US construction spending in the United States increased by 0.3% month-on-month in December. This matched the market forecast of a 0.3% rise.
The data indicates steady monthly growth in overall construction activity for the period. No additional breakdowns or revisions were provided in the report summary.
Construction Spending Signals Stable Growth
The construction spending data from back in December 2025, which came in exactly as expected, showed a stable foundation for the economy. This resilience, seen during a period of higher interest rates through much of last year, suggested the sector could withstand economic pressures. This has now primed the market to look for signs of acceleration as we move into the new year.
Recent reports are fueling this optimism and creating new opportunities. For instance, the latest data for January 2026 showed new housing starts jumping a surprising 4.5% month-over-month, far exceeding forecasts.

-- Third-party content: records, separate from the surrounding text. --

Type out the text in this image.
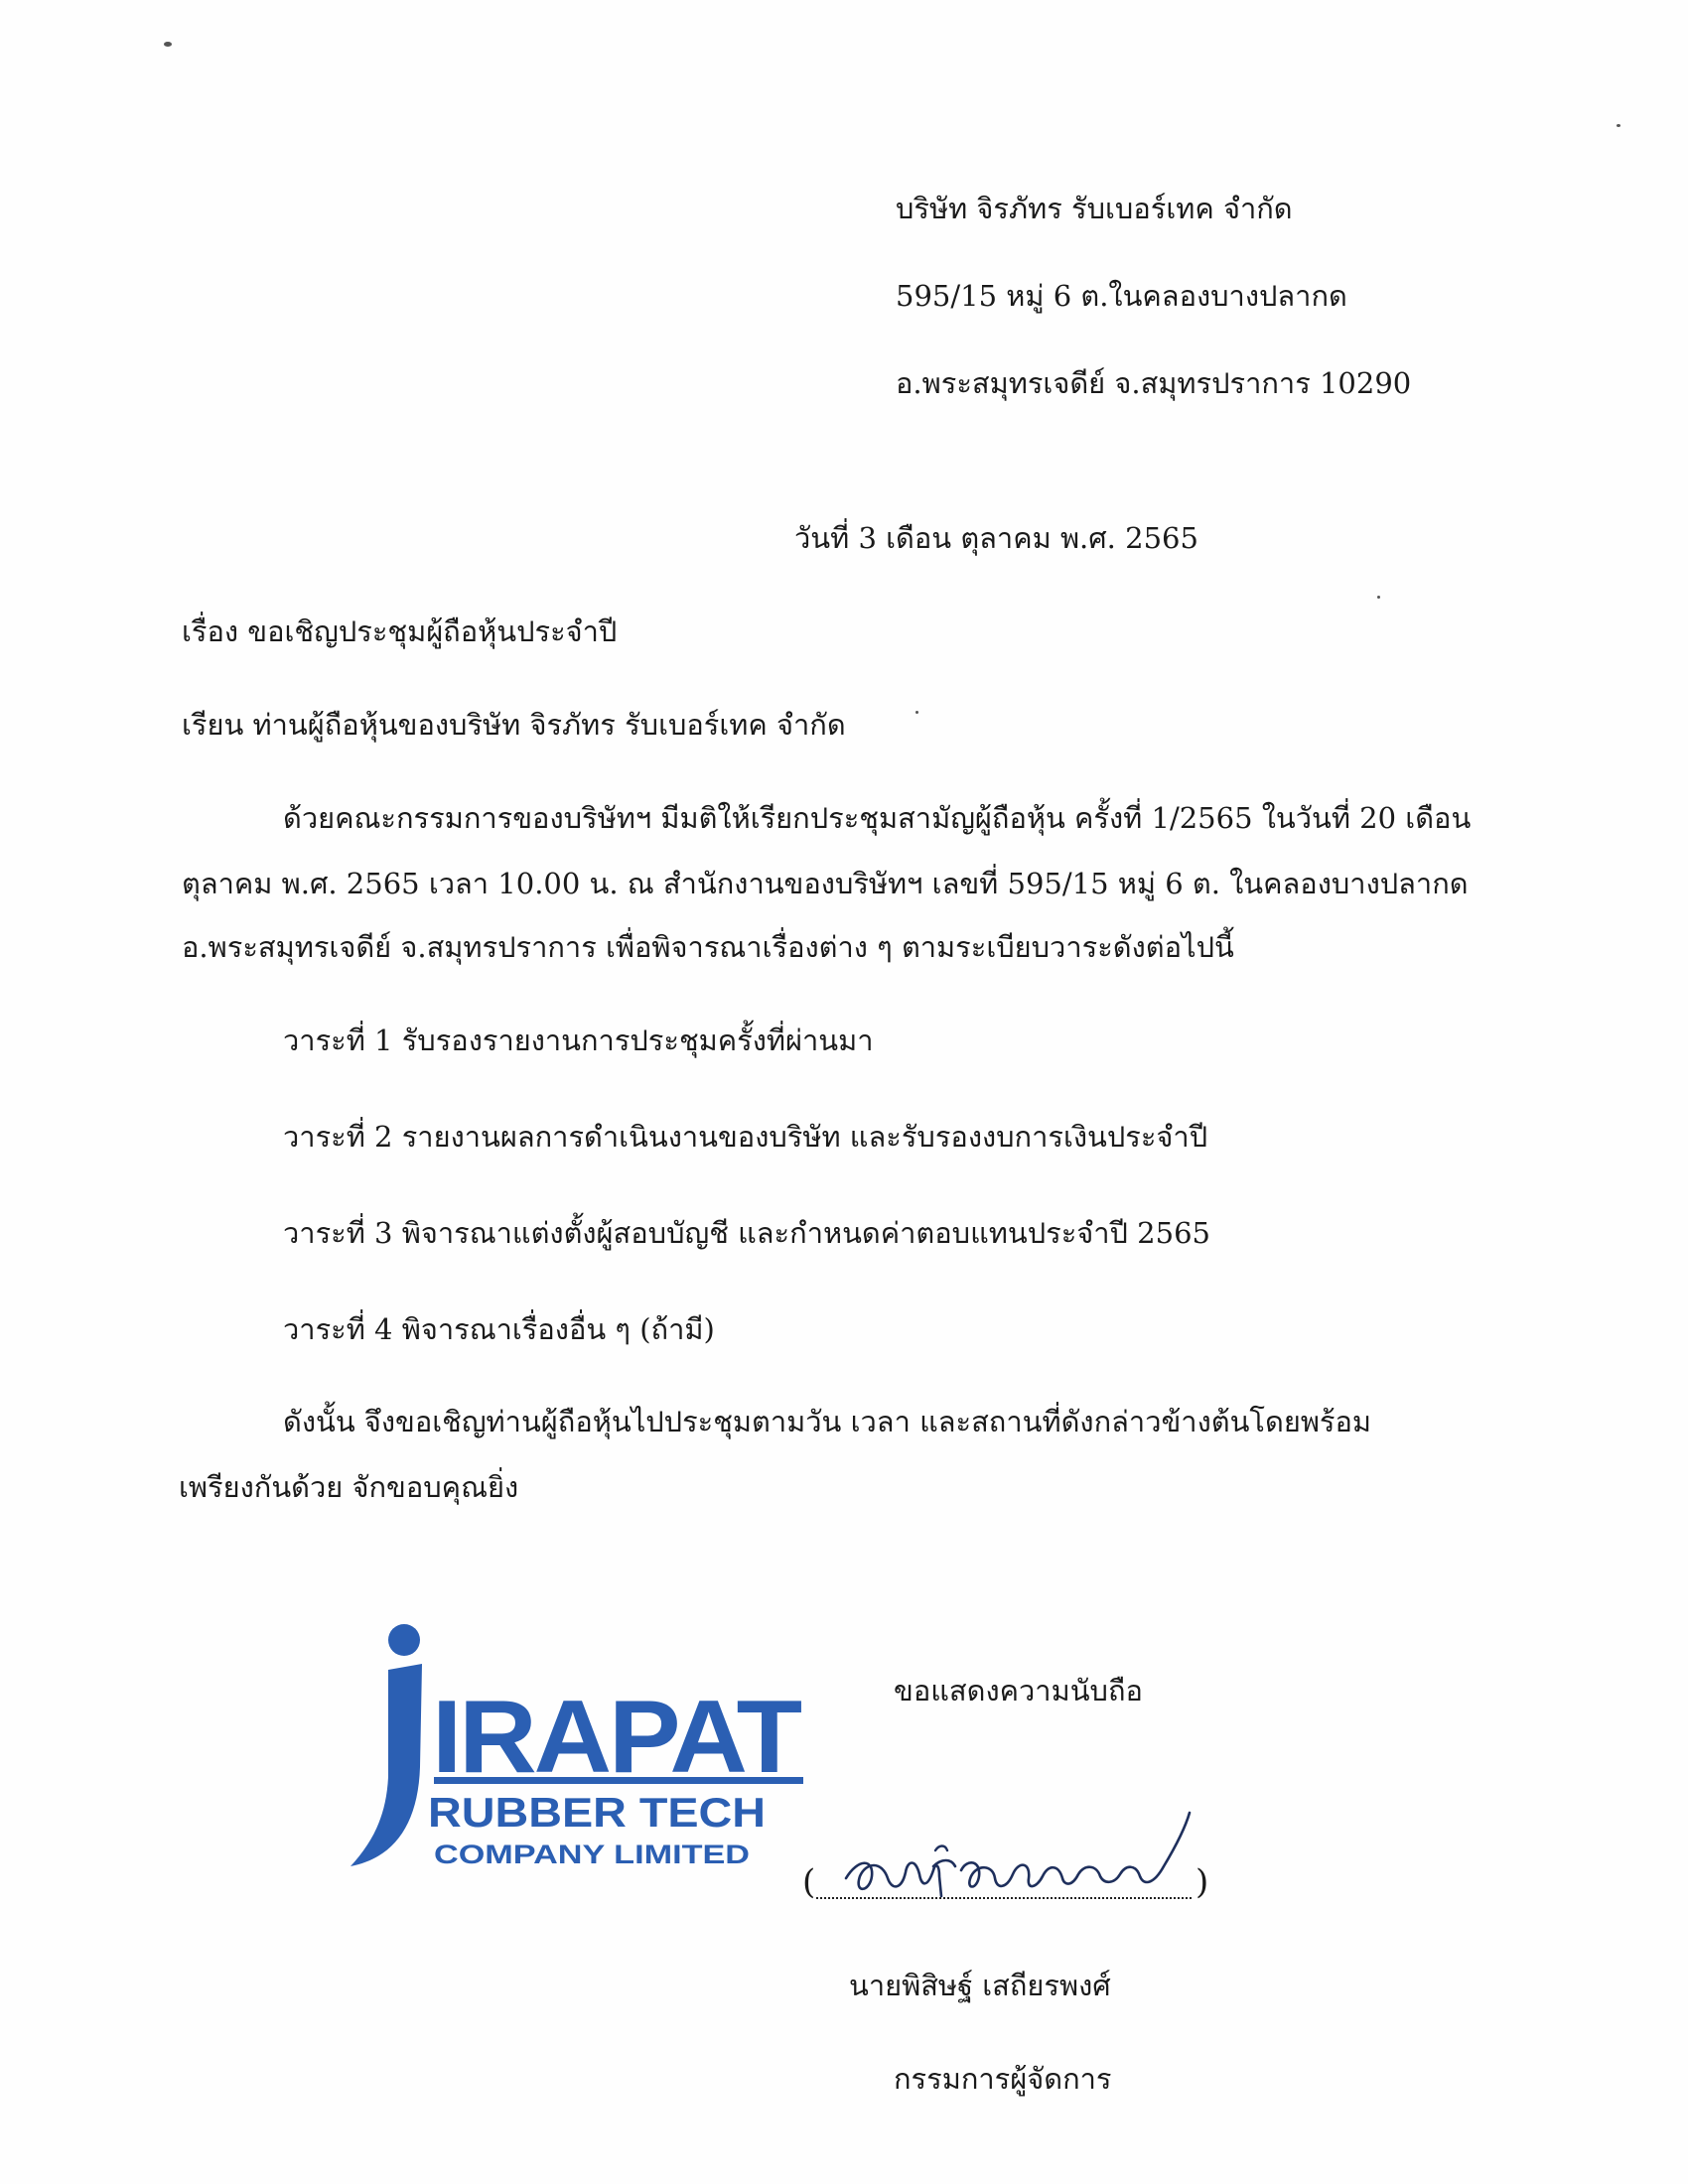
บริษัท จิรภัทร รับเบอร์เทค จำกัด
595/15 หมู่ 6 ต.ในคลองบางปลากด
อ.พระสมุทรเจดีย์ จ.สมุทรปราการ 10290
วันที่ 3 เดือน ตุลาคม พ.ศ. 2565
เรื่อง ขอเชิญประชุมผู้ถือหุ้นประจำปี
เรียน ท่านผู้ถือหุ้นของบริษัท จิรภัทร รับเบอร์เทค จำกัด
ด้วยคณะกรรมการของบริษัทฯ มีมติให้เรียกประชุมสามัญผู้ถือหุ้น ครั้งที่ 1/2565 ในวันที่ 20 เดือน
ตุลาคม พ.ศ. 2565 เวลา 10.00 น. ณ สำนักงานของบริษัทฯ เลขที่ 595/15 หมู่ 6 ต. ในคลองบางปลากด
อ.พระสมุทรเจดีย์ จ.สมุทรปราการ เพื่อพิจารณาเรื่องต่าง ๆ ตามระเบียบวาระดังต่อไปนี้
วาระที่ 1 รับรองรายงานการประชุมครั้งที่ผ่านมา
วาระที่ 2 รายงานผลการดำเนินงานของบริษัท และรับรองงบการเงินประจำปี
วาระที่ 3 พิจารณาแต่งตั้งผู้สอบบัญชี และกำหนดค่าตอบแทนประจำปี 2565
วาระที่ 4 พิจารณาเรื่องอื่น ๆ (ถ้ามี)
ดังนั้น จึงขอเชิญท่านผู้ถือหุ้นไปประชุมตามวัน เวลา และสถานที่ดังกล่าวข้างต้นโดยพร้อม
เพรียงกันด้วย จักขอบคุณยิ่ง
IRAPAT
RUBBER TECH
COMPANY LIMITED
ขอแสดงความนับถือ
(	)
นายพิสิษฐ์ เสถียรพงศ์
กรรมการผู้จัดการ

We are seeing this reflected in the options market, where call volume on homebuilder ETFs has risen over 30% in the last month, pointing towards bullish bets on the sector’s growth.
This creates a complex picture for the Federal Reserve ahead of its March meeting. The underlying economic strength, confirmed by the solid January jobs report which added 215,000 jobs, complicates their decision on when to begin cutting rates. Therefore, we expect implied volatility to climb for derivatives tied to interest rate futures as the market debates the timing of a policy shift.
Looking back, we saw a similar pattern in the early 2020s, where a resilient housing market was a leading indicator of a broader economic upswing. Traders should consider positioning for sustained growth in cyclical sectors. Long-dated call options on industrial and materials sector ETFs may offer a way to capitalize on this trend while navigating the short-term uncertainty surrounding the Fed’s next move.